How to Apply for START Internships:
START is currently accepting applications for Summer 2017. The application form will be open until Monday, April 3, 2017 11:59pm. Late, incomplete, or applications not submitted correctly will not be considered.To access the application: click here.
- Applicants must pay close attention to the requirements of each internship they are applying for, including attendance to team meetings and minimum time commitment.
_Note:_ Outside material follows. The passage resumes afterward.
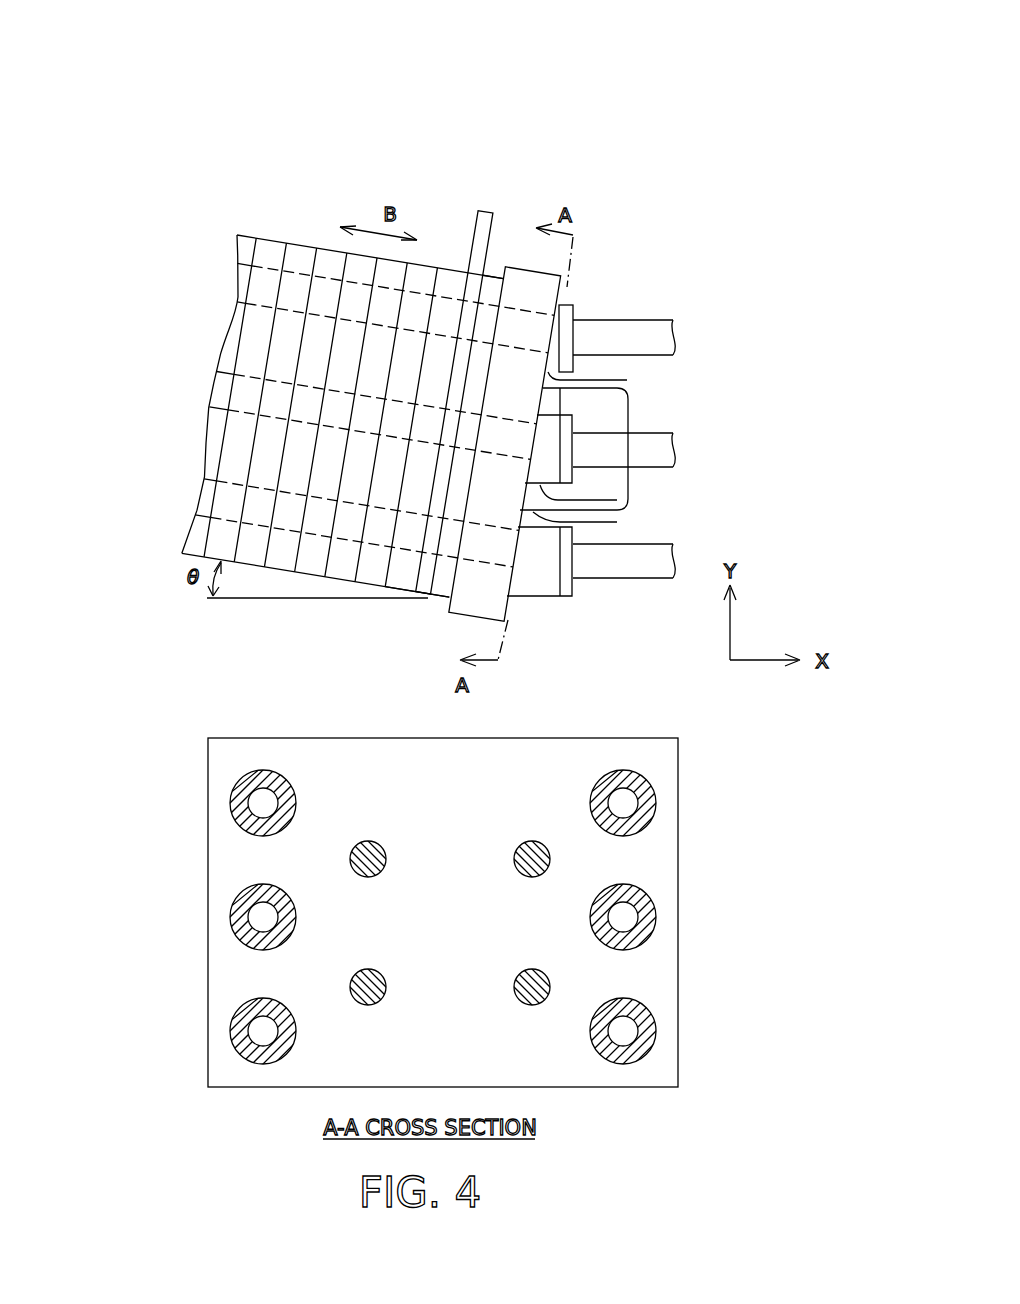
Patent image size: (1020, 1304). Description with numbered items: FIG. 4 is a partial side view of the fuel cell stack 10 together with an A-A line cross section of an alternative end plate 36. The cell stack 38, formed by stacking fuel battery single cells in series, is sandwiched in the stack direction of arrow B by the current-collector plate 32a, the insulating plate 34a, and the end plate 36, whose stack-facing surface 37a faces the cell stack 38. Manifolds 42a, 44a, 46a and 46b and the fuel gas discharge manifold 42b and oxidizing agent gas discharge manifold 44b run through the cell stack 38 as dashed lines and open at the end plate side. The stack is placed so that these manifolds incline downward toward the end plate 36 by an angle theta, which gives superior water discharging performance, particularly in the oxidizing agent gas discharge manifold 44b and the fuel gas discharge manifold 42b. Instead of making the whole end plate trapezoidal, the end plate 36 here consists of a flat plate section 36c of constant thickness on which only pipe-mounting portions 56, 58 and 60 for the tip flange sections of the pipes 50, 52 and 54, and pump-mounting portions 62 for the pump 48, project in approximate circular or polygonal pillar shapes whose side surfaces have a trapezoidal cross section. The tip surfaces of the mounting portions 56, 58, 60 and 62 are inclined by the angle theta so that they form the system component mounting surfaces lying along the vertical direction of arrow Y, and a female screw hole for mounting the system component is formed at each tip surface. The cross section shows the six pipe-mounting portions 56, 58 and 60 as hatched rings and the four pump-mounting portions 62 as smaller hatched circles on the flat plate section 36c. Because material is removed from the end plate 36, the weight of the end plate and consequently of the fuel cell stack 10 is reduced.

Inability to attend compulsory meetings or work the minimum required hours will result in the revocation of any offer made.
- Address your cover letter to the internship supervisor of your first choice.
- Failure to complete the application form in full, including the selection of 1-3 internship preferences could result in your application being rejected without further consideration.
- Failure to submit the proper materials according to the directions provided in the project description could result in your application being rejected without further consideration.
- Due to the high volume of applicants, only top candidates selected for an interview will be contacted.
- Applicants may be asked to attend more than one interview.
- Any successful candidate will be asked to respond with a firm acceptance within 24 hours of the offer being made. Failure to respond could result in the vacancy passed to another candidate.
- Any questions regarding the specific requirements for the internship vacancy should be directed to the supervisor(s) listed for the project.
- Any questions regarding the application process should be directed to the START Education Team at firstname.lastname@example.org.
All internship applicants must submit all materials in one .pdf or .doc file using the file name format:
LastName, FirstName_InternCandidate.pdf or .doc.
The internship application packet should include:
- Official or unofficial transcript(s)
- One page resume
- One page cover letter
- Two-page writing sample (Communications applicants must submit two writing samples
Note for International Students:
START welcomes applications from international students for all of our internships where US citizenship is not a requirement (see the qualifications listed for each project for details).
It is, however, the responsibility of the applicant to ensure that their visa or immigration status permits them to undertake an unpaid internship. It is also the responsibility of the applicant to ensure that all proper paperwork, like documented approval from your home institution, is available and processed in time for the start of the internship. Failure to comply with these stipulations, or provide the paperwork required to verify your status, will result in your internship offer being rescinded without further consideration.
All international applicants (including F1 (but not OPT F1 visa holders) and J1 visa candidates) must apply by the deadline. In order to help ensure there is enough time to process the appropriate paperwork. If you are an international applicant please ensure you indicate your visa type as requested on the application.